Ce n’est pas sur le Cercle des Volontaires, journal citoyen en ligne, que je vous apprendrais qu’il y a un monde entre ce que les grands médias de masse diffusent comme “information” et la réalité du terrain. Ceci est valable pour les questions économiques, européennes ou encore géopolitiques.
Le sens critique de la population est clairement altéré par une presse de propagande aussi libérale qu’européiste. Une brève analyse de notre société permet néanmoins de déceler ce que pensent réellement les français, malgré la censure et les logorrhées de ces incapables de Alain Minc et Jacques Attali, des “chiens de garde” censés représenter les vues économiques de la “France d’en bas”.
Tout d’abord, dressons un bref tableau de la population française. Nous verrons notamment en quoi la répartition des âges, mais aussi des sexes – navré mesdames… – joue un rôle dans la compréhension des questions européennes.
Selon l’INSEE, sur une population de 65 millions d’habitants, plus de 15 millions ont moins de 20 ans, et près de 11 millions ont plus de 65 ans. La population active française est donc composée d’environ 37 millions de citoyens.
Avant d’aller plus en avant dans la démonstration que je souhaite faire ici, évoquons deux constats. Premièrement, les français âgés de 20 ans et moins sont, pour les plus âgés d’entre eux, nés à l’époque de la ratification de Maastricht. Les autres n’ont pas ou peu connu l’usage d’une autre monnaie que l’Euro. Deuxièmement, à l’inverse de la pyramide des âges, les seniors ont soutenu l’idée de “construction européenne” au travers des candidats qu’ils ont élu au cours des scrutins successifs. Candidats promus par les grands médias façonnant l’opinion, comme je vais tenter de le démontrer.
Pour un bref aperçu du conditionnement politique de la population, portons notre attention sur les résultats du premier tour des élections présidentielles de 2012. On peut tout d’abord constater que 9,44 millions de français ont préféré vaquer à d’autres occupations plutôt que de participer à la mascarade politique actuelle. Cela représente un cinquième des électeurs, un chiffre qui vient questionner la légitimité de ce scrutin. Cette pratique touche principalement les jeunes actifs, contrairement aux “40 ans et plus” qui ont eux largement participé au premier tour de la présidentielle.

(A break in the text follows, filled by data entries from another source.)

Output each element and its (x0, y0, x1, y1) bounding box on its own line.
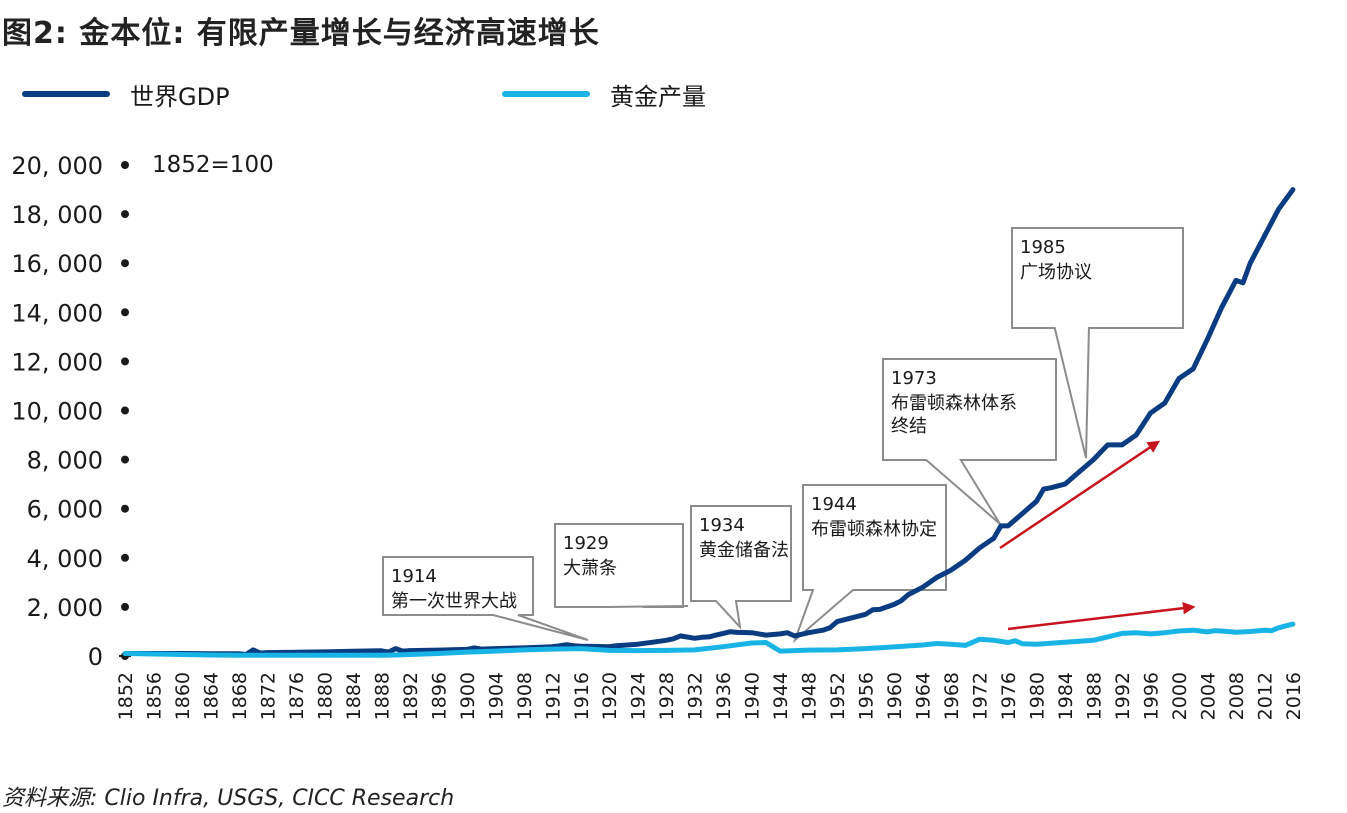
x-tick-label: 2008 (1226, 672, 1248, 720)
callout-year-1914: 1914 (391, 566, 437, 587)
trend-arrow-gold (1007, 601, 1196, 631)
x-tick-label: 1900 (457, 672, 479, 720)
y-tick-label: 2, 000 (27, 594, 103, 622)
index-note: 1852=100 (152, 152, 274, 178)
callout-year-1973: 1973 (891, 368, 937, 389)
x-tick-label: 1904 (485, 672, 507, 720)
y-tick-mark (121, 308, 129, 317)
trend-arrow-gdp (999, 440, 1161, 550)
y-tick-label: 4, 000 (27, 545, 103, 573)
source-note: 资料来源: Clio Infra, USGS, CICC Research (2, 786, 455, 811)
callout-year-1944: 1944 (811, 494, 857, 515)
series-line-gold (122, 621, 1296, 658)
y-tick-label: 20, 000 (11, 152, 103, 180)
callout-label-1985: 广场协议 (1020, 262, 1092, 283)
x-tick-label: 1920 (599, 672, 621, 720)
callout-box-1934 (690, 505, 792, 631)
y-tick-mark (121, 210, 129, 219)
x-tick-label: 1996 (1140, 672, 1162, 720)
x-tick-label: 1868 (229, 672, 251, 720)
legend-swatch-gold (502, 91, 590, 97)
x-tick-label: 2000 (1169, 672, 1191, 720)
x-tick-label: 1952 (827, 672, 849, 720)
y-tick-mark (121, 602, 129, 611)
x-tick-label: 1884 (343, 672, 365, 720)
legend-label-gdp: 世界GDP (130, 82, 230, 111)
callout-box-1929 (554, 523, 689, 608)
x-tick-label: 1976 (998, 672, 1020, 720)
series-line-gdp (122, 187, 1296, 657)
x-tick-label: 1936 (713, 672, 735, 720)
x-tick-label: 1856 (143, 672, 165, 720)
x-tick-label: 1948 (799, 672, 821, 720)
y-tick-mark (121, 455, 129, 464)
y-tick-label: 8, 000 (27, 447, 103, 475)
legend: 世界GDP 黄金产量 (22, 76, 922, 112)
x-tick-label: 1908 (514, 672, 536, 720)
y-tick-label: 12, 000 (11, 348, 103, 376)
y-tick-mark (121, 406, 129, 415)
x-tick-label: 1864 (200, 672, 222, 720)
y-tick-label: 16, 000 (11, 250, 103, 278)
callout-label-1944: 布雷顿森林协定 (811, 519, 937, 540)
x-tick-label: 1928 (656, 672, 678, 720)
x-tick-label: 1960 (884, 672, 906, 720)
x-tick-label: 1980 (1027, 672, 1049, 720)
x-tick-label: 1912 (542, 672, 564, 720)
x-tick-label: 1860 (172, 672, 194, 720)
chart-title: 图2: 金本位: 有限产量增长与经济高速增长 (2, 16, 600, 51)
x-tick-label: 1892 (400, 672, 422, 720)
callout-label-1973-line2: 终结 (891, 416, 927, 437)
callout-year-1929: 1929 (563, 533, 609, 554)
x-tick-label: 1896 (428, 672, 450, 720)
callout-label-1934: 黄金储备法 (699, 540, 789, 561)
y-tick-label: 0 (88, 643, 103, 671)
x-tick-label: 1888 (371, 672, 393, 720)
callout-year-1934: 1934 (699, 515, 745, 536)
x-tick-label: 1956 (856, 672, 878, 720)
x-tick-label: 1852 (115, 672, 137, 720)
y-tick-label: 18, 000 (11, 201, 103, 229)
y-tick-mark (121, 553, 129, 562)
x-tick-label: 2012 (1254, 672, 1276, 720)
legend-swatch-gdp (22, 91, 110, 97)
x-tick-label: 1972 (970, 672, 992, 720)
y-tick-label: 6, 000 (27, 496, 103, 524)
x-tick-label: 1944 (770, 672, 792, 720)
callout-year-1985: 1985 (1020, 237, 1066, 258)
callout-label-1929: 大萧条 (563, 558, 617, 579)
x-tick-label: 1940 (742, 672, 764, 720)
x-tick-label: 1988 (1083, 672, 1105, 720)
x-tick-label: 1984 (1055, 672, 1077, 720)
callout-label-1914: 第一次世界大战 (391, 591, 517, 612)
y-tick-label: 14, 000 (11, 299, 103, 327)
legend-label-gold: 黄金产量 (610, 82, 706, 111)
x-tick-label: 1992 (1112, 672, 1134, 720)
callout-box-1944 (792, 484, 947, 644)
x-tick-label: 2016 (1283, 672, 1305, 720)
callout-box-1914 (382, 556, 589, 641)
y-tick-mark (121, 357, 129, 366)
y-tick-mark (121, 161, 129, 169)
x-tick-label: 1968 (941, 672, 963, 720)
callout-label-1973: 布雷顿森林体系 (891, 393, 1017, 414)
callout-box-1985 (1011, 227, 1184, 459)
y-tick-mark (121, 259, 129, 268)
x-tick-label: 2004 (1197, 672, 1219, 720)
legend-item-gold: 黄金产量 (502, 76, 706, 112)
callout-box-1973 (882, 358, 1057, 525)
x-tick-label: 1924 (628, 672, 650, 720)
legend-item-gdp: 世界GDP (22, 76, 230, 112)
x-tick-label: 1932 (685, 672, 707, 720)
x-tick-label: 1964 (913, 672, 935, 720)
x-tick-label: 1916 (571, 672, 593, 720)
y-tick-label: 10, 000 (11, 398, 103, 426)
x-tick-label: 1880 (314, 672, 336, 720)
x-tick-label: 1872 (257, 672, 279, 720)
x-tick-label: 1876 (286, 672, 308, 720)
y-tick-mark (121, 504, 129, 513)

A défaut d’avoir trouvé des chiffres permettant de détailler exactement les résultats par profils sociaux pour le premier tour de l’élection, nous nous contenterons d’une maigre analyse statistique de la T.N.S Sofres pour évaluer ces résultats :
33% des hommes; et 27% des femmes interrogés affirmaient avoir voté pour Marine Le Pen ou Jean-Luc Mélenchon au premier tour. Le Front National et le Front de Gauche représentant les plus “fervents opposants” aux traités européens, cette étude semble montrer que les hommes choisissent plus volontiers “la prise de risque politique” que les femmes.

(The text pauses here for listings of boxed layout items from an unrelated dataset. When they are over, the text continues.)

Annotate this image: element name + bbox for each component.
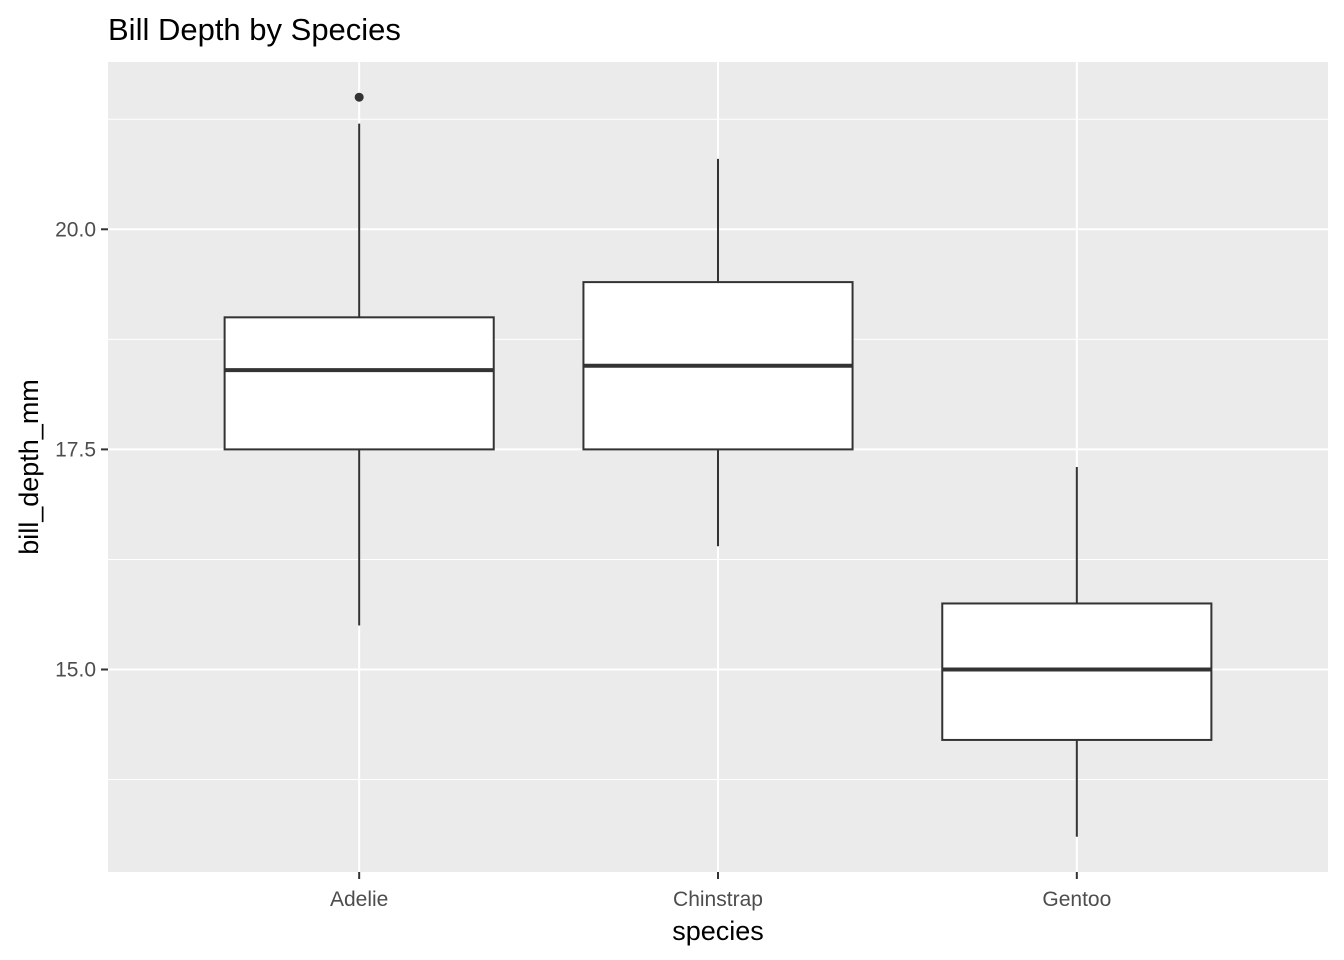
box-gentoo [941,467,1213,837]
y-tick-label: 15.0 [55,659,96,682]
x-tick-label: Gentoo [1042,888,1111,911]
box-iqr [941,602,1213,741]
box-chinstrap [582,158,854,547]
boxes-layer [223,92,1213,837]
x-axis-title: species [672,916,764,946]
x-tick-label: Adelie [330,888,388,911]
chart-title: Bill Depth by Species [108,12,401,47]
x-axis: Adelie Chinstrap Gentoo [330,872,1111,911]
y-tick-label: 20.0 [55,218,96,241]
x-tick-label: Chinstrap [673,888,763,911]
outlier-point [354,92,364,102]
y-axis: 15.0 17.5 20.0 [55,218,108,682]
box-adelie [223,92,495,626]
box-iqr [223,316,495,451]
y-axis-title: bill_depth_mm [14,379,44,555]
y-tick-label: 17.5 [55,438,96,461]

Ce sondage révèle aussi une profonde mutation de la pensée politique en France puisque les 18-34 ans représentent 47 % de l’électorat de Madame Le Pen, soit des chiffres d’un niveau égal aux intentions de vote pour Nicolas Sarkozy et François Hollande réunies. Monsieur Mélenchon, pour sa part, a un portefeuille de voix varié puisque toutes les tranches d’âges sont représentées à hauteur de 10 % environ :
A l’inverse, les plus de 50 ans délaissent ces partis politiques “bousculant” l’ordre établi pour se retrouver à plus de 63 % d’intentions de vote pour Nicolas Sarkozy et 58 % pour François Hollande au second tour. Il semble que les jeunes et les anciens ne soient pas exactement sur la même longueur d’onde s’agissant des choix politiques pour l’avenir… de la jeunesse !
En clair, la jeunesse “n’emmerde” plus le Front National. Cependant, lui accorde-t-elle un vote d’adhésion, ou bien un vote stratégique ? Bien sûr, les questions de violences urbaines et d’immigration ne peuvent laisser insensibles des jeunes français qui vivent massivement dans les grandes agglomérations, mais il y a peut être autre chose derrière cela.

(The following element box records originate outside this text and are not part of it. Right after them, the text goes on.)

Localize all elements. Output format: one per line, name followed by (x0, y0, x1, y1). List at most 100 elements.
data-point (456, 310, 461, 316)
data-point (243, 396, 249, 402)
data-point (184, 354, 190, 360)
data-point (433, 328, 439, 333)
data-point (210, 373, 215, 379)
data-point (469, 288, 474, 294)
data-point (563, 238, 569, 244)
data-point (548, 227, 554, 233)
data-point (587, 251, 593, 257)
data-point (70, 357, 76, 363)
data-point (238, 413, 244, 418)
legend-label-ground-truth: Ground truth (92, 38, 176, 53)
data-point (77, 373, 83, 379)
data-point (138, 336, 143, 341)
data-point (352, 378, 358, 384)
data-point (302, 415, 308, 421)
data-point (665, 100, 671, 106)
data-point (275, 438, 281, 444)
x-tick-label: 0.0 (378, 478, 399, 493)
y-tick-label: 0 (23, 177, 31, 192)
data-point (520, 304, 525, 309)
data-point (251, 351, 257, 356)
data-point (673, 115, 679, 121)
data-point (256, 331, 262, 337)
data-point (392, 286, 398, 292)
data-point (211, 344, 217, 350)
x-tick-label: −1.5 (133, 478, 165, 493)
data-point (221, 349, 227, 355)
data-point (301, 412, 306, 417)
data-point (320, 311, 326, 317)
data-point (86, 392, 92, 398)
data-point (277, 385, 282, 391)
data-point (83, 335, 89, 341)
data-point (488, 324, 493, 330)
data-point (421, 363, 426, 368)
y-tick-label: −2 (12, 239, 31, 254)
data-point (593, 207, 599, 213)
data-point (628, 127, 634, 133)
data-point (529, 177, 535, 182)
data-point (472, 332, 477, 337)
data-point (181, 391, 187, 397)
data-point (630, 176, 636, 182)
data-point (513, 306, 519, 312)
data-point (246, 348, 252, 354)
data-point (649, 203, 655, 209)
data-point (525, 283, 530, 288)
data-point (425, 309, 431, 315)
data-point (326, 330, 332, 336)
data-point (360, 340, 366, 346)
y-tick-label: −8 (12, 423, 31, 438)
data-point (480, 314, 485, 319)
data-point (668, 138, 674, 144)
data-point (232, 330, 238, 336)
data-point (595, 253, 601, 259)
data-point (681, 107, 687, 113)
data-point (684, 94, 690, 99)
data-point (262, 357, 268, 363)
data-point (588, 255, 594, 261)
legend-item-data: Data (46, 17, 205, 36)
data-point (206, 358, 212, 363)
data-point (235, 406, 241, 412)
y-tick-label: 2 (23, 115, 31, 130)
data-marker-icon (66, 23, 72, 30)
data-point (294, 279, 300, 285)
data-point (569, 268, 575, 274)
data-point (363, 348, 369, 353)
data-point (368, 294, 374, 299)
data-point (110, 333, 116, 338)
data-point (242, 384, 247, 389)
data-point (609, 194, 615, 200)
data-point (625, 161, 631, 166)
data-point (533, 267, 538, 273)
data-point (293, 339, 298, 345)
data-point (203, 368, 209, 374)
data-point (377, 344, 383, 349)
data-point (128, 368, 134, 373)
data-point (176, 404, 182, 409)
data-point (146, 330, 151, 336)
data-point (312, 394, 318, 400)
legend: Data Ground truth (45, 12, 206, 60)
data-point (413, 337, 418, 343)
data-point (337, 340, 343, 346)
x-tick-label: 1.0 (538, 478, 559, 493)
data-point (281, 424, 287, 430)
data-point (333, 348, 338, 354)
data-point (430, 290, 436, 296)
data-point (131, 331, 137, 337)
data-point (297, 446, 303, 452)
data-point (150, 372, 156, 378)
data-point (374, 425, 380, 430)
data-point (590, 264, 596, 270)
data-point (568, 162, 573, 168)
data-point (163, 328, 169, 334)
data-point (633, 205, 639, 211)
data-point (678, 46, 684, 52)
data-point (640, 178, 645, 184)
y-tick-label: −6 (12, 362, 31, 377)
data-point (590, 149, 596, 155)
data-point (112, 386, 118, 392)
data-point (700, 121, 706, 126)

La puissance de feu qu’est internet.
Si Nicolas Dupont-Aignan a jouit d’un minimum d’audience médiatique (malgré une diabolisation de sa lutte anti-euro), celui-ci revendique un électorat très important parmi la jeunesse. Il en va de même pour François Asselineau, homme politique censuré par l’oligarchie médiatique mais qui connaît un essor formidable grâce aux réseaux sociaux et aux médias alternatifs (merci le Cercle).
Puisque Monsieur Mélenchon se contente de dénoncer les traités européens sans jamais dénoncer le symbole qu’est l’Euro – contrairement à Madame Le Pen, M. Dupont Aignan et M. Asselineau – on peut postuler que la jeunesse ne veut pas seulement la peau du Traité de Lisbonne mais bien aussi celle de la monnaie commune. Si ce cher Jean-Luc voulait bien retirer son tablier pour écouter un peu plus sa “base”, il ne se contenterait pas de 24 % d’électeurs dont la moyenne d’âge oscille de 18 à 34 ans. Il irait chercher “avec les dents” le même électorat chez Madame Le Pen, laquelle fait plus du double de voix sur la jeunesse en taclant la monnaie commune.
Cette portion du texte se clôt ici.